I was terrified! Not because I was probably going to be one of the people who would burn in the "fire of eternal hell", but of the people who went around spreading the word of God, but instead instilled so much fear in the hearts of others. Who wants to burn in a fire of eternal hell!

Aaaahhh, then there were "the people from the Jehovah's Witness"! You know the ones that you always hide away from when you see them coming around the corner. Truth be told, I never did. I mean, if these people were so kind enough to come to my house, to tell me about the Lord, why would I run from them!

Again I was kindly reminded that I was Lutheran and that the "people from the Jehovah's Witness"…well, they claimed that this (earth) was paradise and that God would come down to claim his place on earth. In addition, they claimed that if you lived a righteous life, you would live eternally, and that those who died, were sinners. I guess then thus far, since the beginning to time, we are all sinners because we all have to go sometime!
In short, it was wrong to listen to them.

I could go on and on about the diverse and different ideas and faces of God, which were portrayed to me by many that I came to meet in my life!


In a plight to aid my dillema, I then, from a young age decided that I was not ever going to go to church. This was to avoid and deal with all the confusion I had of why there were millions of different types of churches instead of one for everyone.

Secondly I decided to read the bible myself, and interpret it in anyway that suited my life and lifestyle. I figured that's what everyone else is doing anyhow. Also since the bible is really a very positive book and taught the principle of positive living I found it to be a really great motivationally uplifting tool to have. You know, obey your mother and your father, don't steal, don't kill - the Ten Commandments. I loved reading it, and applying it to my life as it made sense to me.

As for the Almighty himself! Just like the millions of people out there who had millions of churches to go to because they shared millions of different ideas and views about the higher power, I had my own special relationship with Him.

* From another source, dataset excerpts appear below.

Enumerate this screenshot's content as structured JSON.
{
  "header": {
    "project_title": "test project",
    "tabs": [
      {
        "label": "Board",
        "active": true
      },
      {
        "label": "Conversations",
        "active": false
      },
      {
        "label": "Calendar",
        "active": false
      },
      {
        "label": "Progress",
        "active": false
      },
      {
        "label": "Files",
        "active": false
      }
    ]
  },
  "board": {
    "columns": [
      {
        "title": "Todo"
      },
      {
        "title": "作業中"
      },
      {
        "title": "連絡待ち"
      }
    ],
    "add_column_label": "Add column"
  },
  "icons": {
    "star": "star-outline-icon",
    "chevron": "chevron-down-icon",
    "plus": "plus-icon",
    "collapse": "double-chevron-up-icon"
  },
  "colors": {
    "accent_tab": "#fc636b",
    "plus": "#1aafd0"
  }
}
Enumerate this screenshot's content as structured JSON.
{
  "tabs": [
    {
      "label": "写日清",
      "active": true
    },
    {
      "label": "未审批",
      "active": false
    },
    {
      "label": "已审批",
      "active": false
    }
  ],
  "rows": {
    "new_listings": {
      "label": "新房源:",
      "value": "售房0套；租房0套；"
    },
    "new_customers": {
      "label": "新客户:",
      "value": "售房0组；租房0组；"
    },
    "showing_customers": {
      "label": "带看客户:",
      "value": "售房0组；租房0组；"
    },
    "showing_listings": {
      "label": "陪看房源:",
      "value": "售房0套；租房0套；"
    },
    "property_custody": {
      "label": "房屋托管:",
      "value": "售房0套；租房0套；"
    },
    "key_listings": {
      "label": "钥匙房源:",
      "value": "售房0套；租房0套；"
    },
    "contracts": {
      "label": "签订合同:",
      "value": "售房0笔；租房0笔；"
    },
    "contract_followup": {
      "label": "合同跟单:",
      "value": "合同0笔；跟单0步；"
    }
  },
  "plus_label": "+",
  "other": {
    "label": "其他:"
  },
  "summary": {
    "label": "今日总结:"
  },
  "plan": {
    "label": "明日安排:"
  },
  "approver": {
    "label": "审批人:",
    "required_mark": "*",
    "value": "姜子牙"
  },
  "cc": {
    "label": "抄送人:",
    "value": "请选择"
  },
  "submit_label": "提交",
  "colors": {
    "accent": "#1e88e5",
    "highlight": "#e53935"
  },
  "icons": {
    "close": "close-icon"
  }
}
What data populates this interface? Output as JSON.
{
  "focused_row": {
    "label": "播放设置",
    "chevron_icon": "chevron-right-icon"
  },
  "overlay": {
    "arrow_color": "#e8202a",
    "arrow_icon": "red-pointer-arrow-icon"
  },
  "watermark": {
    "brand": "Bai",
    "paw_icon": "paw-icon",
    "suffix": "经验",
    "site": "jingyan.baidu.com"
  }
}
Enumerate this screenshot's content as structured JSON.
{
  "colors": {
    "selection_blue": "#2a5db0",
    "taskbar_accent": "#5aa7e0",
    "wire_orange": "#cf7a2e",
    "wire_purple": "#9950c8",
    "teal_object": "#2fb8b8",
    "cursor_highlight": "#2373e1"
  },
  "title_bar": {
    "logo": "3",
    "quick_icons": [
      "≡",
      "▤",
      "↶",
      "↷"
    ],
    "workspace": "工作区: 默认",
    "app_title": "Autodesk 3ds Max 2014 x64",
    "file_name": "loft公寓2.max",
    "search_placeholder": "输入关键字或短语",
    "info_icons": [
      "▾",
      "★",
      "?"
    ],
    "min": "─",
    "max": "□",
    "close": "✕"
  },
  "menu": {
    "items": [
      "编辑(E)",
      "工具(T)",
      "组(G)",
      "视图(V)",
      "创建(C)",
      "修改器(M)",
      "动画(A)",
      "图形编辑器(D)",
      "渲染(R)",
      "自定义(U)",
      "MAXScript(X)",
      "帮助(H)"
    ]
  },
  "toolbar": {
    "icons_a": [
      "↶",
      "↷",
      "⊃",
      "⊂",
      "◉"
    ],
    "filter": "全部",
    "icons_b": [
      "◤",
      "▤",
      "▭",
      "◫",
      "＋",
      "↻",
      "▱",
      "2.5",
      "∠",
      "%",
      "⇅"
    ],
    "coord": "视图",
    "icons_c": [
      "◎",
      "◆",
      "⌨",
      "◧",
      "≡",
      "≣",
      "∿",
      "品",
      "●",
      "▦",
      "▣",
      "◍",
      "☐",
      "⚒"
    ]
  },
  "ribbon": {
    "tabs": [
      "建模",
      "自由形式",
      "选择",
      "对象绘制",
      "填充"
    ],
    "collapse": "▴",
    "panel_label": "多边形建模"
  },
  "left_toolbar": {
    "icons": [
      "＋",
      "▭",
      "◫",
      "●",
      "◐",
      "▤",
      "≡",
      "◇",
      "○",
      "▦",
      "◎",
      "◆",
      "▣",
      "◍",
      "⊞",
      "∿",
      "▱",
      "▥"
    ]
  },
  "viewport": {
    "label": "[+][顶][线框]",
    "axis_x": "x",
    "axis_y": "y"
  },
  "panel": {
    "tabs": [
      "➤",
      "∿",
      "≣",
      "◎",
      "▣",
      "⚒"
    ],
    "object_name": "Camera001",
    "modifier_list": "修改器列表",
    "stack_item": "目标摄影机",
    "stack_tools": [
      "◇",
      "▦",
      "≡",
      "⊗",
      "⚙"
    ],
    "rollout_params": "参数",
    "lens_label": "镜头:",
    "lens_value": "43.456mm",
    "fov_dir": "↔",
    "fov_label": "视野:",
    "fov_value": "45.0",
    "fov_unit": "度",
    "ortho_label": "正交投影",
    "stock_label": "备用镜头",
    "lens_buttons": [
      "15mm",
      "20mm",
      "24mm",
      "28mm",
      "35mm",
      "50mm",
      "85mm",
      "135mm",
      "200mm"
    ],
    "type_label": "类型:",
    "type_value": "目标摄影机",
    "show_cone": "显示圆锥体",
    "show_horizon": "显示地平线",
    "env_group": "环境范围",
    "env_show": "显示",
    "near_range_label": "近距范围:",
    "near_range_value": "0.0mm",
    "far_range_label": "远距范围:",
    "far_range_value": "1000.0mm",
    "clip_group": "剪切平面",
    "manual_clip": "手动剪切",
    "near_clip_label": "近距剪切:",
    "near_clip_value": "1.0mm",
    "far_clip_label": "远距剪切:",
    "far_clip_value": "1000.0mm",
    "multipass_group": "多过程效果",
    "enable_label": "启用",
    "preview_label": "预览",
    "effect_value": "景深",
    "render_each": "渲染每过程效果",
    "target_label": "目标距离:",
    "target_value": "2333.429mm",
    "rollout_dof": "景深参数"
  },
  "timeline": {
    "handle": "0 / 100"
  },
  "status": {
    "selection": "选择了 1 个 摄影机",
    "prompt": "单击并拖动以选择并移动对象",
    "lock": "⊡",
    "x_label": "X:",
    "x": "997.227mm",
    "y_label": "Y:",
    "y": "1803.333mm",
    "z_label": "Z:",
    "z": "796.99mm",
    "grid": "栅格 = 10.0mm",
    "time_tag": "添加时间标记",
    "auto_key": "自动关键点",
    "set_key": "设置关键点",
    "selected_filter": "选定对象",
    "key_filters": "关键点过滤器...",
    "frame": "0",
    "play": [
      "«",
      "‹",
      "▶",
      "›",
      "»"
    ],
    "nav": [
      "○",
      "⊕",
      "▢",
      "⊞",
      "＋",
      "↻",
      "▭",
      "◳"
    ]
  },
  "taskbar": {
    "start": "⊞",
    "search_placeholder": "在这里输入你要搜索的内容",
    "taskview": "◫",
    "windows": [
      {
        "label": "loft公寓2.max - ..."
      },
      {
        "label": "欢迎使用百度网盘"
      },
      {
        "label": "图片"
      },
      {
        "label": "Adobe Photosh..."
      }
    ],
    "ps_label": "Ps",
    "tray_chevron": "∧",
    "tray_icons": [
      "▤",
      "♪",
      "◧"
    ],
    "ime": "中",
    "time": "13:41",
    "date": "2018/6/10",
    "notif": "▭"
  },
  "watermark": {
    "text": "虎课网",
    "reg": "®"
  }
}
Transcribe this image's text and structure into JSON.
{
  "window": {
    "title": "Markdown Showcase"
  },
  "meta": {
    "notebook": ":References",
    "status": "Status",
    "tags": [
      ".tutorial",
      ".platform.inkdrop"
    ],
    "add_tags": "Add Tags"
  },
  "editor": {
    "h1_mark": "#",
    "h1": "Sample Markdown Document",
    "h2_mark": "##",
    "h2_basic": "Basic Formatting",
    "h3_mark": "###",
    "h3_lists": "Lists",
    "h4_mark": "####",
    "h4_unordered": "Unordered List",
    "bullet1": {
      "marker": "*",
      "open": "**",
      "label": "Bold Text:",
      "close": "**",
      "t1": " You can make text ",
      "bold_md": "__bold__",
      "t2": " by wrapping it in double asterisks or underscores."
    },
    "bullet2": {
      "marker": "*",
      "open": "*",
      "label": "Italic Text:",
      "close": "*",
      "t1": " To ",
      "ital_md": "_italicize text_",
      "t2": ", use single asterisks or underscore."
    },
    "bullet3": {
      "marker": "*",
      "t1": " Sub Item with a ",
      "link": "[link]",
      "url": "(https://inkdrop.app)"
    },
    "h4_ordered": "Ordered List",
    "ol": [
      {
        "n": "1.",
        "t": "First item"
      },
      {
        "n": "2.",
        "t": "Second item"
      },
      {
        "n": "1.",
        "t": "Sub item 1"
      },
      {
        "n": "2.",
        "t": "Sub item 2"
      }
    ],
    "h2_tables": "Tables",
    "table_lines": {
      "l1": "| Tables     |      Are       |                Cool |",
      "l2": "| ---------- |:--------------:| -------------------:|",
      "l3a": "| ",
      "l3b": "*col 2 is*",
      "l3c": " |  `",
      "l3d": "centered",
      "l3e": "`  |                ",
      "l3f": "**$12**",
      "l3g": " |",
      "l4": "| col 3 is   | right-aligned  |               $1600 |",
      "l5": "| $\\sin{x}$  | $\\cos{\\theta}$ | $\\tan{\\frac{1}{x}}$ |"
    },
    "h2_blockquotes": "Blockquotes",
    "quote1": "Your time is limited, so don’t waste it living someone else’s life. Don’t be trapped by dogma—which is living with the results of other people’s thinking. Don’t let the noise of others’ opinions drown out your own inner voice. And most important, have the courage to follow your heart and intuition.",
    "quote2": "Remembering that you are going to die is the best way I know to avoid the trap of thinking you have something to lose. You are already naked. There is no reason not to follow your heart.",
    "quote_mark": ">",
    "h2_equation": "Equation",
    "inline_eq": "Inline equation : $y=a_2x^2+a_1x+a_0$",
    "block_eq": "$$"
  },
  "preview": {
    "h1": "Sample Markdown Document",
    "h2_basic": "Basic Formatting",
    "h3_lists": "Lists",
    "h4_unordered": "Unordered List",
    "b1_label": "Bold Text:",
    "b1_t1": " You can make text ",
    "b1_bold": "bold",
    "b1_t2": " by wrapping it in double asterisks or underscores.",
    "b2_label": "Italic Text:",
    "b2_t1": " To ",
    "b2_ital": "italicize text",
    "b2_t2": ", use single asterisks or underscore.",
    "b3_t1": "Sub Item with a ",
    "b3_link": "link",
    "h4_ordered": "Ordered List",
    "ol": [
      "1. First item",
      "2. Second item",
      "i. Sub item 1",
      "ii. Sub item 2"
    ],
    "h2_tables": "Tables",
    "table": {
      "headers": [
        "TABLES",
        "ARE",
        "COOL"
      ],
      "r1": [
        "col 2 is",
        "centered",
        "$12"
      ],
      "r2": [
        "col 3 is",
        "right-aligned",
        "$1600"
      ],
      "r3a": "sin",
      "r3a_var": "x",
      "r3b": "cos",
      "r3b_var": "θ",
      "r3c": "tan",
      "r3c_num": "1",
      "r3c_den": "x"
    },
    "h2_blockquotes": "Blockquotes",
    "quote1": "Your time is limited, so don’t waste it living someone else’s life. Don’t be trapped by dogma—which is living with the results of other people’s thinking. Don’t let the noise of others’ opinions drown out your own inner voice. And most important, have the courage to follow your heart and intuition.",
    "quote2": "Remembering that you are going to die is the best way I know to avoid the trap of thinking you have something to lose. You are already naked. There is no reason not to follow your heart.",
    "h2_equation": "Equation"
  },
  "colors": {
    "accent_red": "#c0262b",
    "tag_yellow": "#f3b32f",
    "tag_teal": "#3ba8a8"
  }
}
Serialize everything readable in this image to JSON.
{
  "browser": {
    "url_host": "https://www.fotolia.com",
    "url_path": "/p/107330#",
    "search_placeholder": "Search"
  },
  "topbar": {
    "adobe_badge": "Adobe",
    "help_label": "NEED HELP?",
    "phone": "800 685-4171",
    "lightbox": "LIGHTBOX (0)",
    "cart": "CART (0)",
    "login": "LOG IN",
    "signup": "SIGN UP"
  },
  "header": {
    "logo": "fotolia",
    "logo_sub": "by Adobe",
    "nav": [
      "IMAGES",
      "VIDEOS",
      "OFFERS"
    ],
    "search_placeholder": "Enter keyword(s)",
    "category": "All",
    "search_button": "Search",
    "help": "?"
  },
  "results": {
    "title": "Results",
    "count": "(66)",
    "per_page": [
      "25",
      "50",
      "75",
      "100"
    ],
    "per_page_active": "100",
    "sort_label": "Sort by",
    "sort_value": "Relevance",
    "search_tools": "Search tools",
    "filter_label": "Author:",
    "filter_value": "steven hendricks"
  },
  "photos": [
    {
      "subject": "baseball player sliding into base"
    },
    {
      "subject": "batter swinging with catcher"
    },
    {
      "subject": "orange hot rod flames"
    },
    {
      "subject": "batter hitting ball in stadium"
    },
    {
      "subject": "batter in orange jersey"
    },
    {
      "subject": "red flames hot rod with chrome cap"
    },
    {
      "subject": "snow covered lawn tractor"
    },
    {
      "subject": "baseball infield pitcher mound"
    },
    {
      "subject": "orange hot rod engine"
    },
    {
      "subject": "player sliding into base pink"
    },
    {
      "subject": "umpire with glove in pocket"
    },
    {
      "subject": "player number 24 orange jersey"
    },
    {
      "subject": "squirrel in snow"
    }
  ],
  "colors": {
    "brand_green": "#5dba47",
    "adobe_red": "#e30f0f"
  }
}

"Remember the part in the bible that says "we were all created in the image of God"? Well, that is how I applied my God to myself. That he lived in all of us, and that he was like a Father to us. A protector, a giver, a caretaker! Therefore, when I felt ill, I simply called on my Father and asked him to make me feel better – like my own father would do! Or when I was facing a financial difficulty, I would call on my Father to help me find a way to get money – note, not to give me money, to help me find a way to make or get money. True to his word, so it would be. Money would come. The same applied to all other areas of my life! If I wanted something, I would call on my Father to provide it.


Did that sound a little selfish? More like ask, ask, ask, and give nothing in return? Yes it did, and no, I do not feel guilty about it! Why? Because I deserve everything that is good and right in my life and I should not feel bad about it! That is what my Father would have wanted.

How do I deal with the issue of giving a tenth of what you earn to the church? My theory to that is, why give a tenth of what you earn, when you can give all of what you can! The operative words being what you can! It is called generosity. It is called sharing. It is called empathy and sympathy! It is called loving your neighbour, your brother, your friend, your partner! It works for me. I give of myself and what I can.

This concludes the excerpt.